INVENT (2020-2023) focused explicitly on building a European inventory of societal values of culture as a basis for inclusive cultural policies.
CENTER FOR EMPIRICAL CULTURAL STUDIES OF SOUTH EAST EUROPE
Serbian research institute mapping cultural policy, social cohesion, and institutional dynamics across Southeast Europe and the EU.
Their core work
The Center for Empirical Cultural Studies of South East Europe is a research institute based in Nis, Serbia, specializing in the sociological and political analysis of cultural life in the Western Balkans and its relationship with European integration. Their work sits at the intersection of cultural policy, institutional analysis, and social cohesion — studying how formal governance structures and informal social norms interact, particularly in EU candidate countries. In practice, they conduct large-scale empirical research: mapping cultural participation, measuring tolerance and inclusiveness, and analyzing how digitalization reshapes access to culture across socially unequal societies. Their outputs feed directly into policy recommendations for inclusive cultural governance at both national and EU levels.
What they specialise in
INFORM (2016-2019) directly addressed the gap between formal and informal institutions in the Balkans, placing this center as a regional specialist on governance dynamics.
INVENT's keyword set — inclusiveness, tolerance, social cohesion in the EU, cultural participation — indicates empirical measurement of social integration outcomes.
Digitalization appears as a named keyword in INVENT (2020-2023), signaling a newer line of inquiry into how digital transformation affects cultural life and inequality.
Both INFORM and INVENT address the relationship between Balkan societies and European frameworks, with INVENT explicitly naming European integrations and globalization as research dimensions.
How they've shifted over time
In their first H2020 project (INFORM, 2016-2019), the center focused on institutional analysis specific to the Balkans — examining why formal rules and informal social practices diverge, a question central to EU accession dynamics in the region. By their second project (INVENT, 2020-2023), the geographic and thematic lens had widened considerably: the research moved from Balkan institutional gaps to pan-European cultural values, with new attention to digitalization, increasing social inequalities, and cultural participation as policy levers. The trajectory suggests a deliberate expansion from regional governance analysis toward EU-level cultural and social policy research, likely positioning the center for broader European consortia beyond the Western Balkans niche.
They are moving from a regional Balkans-specialist role toward a European-scale empirical research partner on cultural policy, social cohesion, and digitalization — making them increasingly relevant for projects addressing EU integration, inequality, and inclusive governance beyond Southeast Europe.
How they like to work
This center has participated exclusively as a consortium partner across both H2020 projects, never serving as coordinator — a pattern consistent with a specialized regional contributor rather than a project driver.

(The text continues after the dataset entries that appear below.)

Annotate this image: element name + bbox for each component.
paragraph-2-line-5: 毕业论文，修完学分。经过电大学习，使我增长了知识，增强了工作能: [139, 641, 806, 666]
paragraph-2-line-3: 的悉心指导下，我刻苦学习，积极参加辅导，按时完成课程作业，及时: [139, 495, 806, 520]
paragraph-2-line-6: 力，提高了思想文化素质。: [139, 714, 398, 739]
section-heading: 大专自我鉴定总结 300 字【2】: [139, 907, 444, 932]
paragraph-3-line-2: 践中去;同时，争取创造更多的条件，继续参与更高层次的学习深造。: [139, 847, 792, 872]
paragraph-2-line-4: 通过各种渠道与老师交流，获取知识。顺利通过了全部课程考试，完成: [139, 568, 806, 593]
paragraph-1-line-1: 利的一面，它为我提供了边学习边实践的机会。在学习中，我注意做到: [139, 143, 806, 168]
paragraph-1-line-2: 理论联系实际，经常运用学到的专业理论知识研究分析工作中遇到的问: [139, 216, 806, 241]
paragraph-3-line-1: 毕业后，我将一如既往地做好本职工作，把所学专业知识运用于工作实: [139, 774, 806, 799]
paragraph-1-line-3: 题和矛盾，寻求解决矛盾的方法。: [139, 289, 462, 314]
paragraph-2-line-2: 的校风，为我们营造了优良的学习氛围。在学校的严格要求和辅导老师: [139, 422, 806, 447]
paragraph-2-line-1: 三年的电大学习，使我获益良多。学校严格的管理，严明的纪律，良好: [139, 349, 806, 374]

Their 16 unique partners across 15 countries suggests they integrate into diverse, pan-European research networks rather than working repeatedly with the same teams, indicating broad but not deeply embedded partnerships. For a potential partner, this means they are likely adaptable, experienced in multi-country consortia, and valued for their regional expertise and empirical research capacity rather than for administrative leadership.
The center has built connections with 16 distinct consortium partners spanning 15 countries through just 2 projects — an unusually wide geographic spread relative to project volume, suggesting active engagement in large, multi-national Research and Innovation Actions. Their network likely spans Western Balkan countries and EU member states, reflecting their role as a bridge between EU institutions and Southeast European contexts.
What sets them apart
This center occupies a rare position as an empirical social science institute based in Serbia — an EU candidate country — with direct access to Western Balkan research contexts that most EU-based partners cannot credibly represent. Their combination of regional specificity (Balkans institutional dynamics, EU accession society) and European-scale policy relevance (cultural participation, social cohesion, digitalization) makes them a bridge partner that adds geographic and analytical diversity to consortia. For projects addressing EU integration, cultural inclusion, or social inequality in non-EU European societies, they offer grounded empirical expertise that is difficult to replicate from within the EU.
Highlights from their portfolio
- INVENTA pan-European inventory of cultural values directly informing inclusive policy frameworks — the center's most thematically ambitious project, connecting digitalization, inequality, and cultural participation at EU scale.
- INFORMFoundational project addressing the formal-informal institutional gap in the Balkans, establishing the center's credentials as a regional specialist relevant to EU accession and governance research.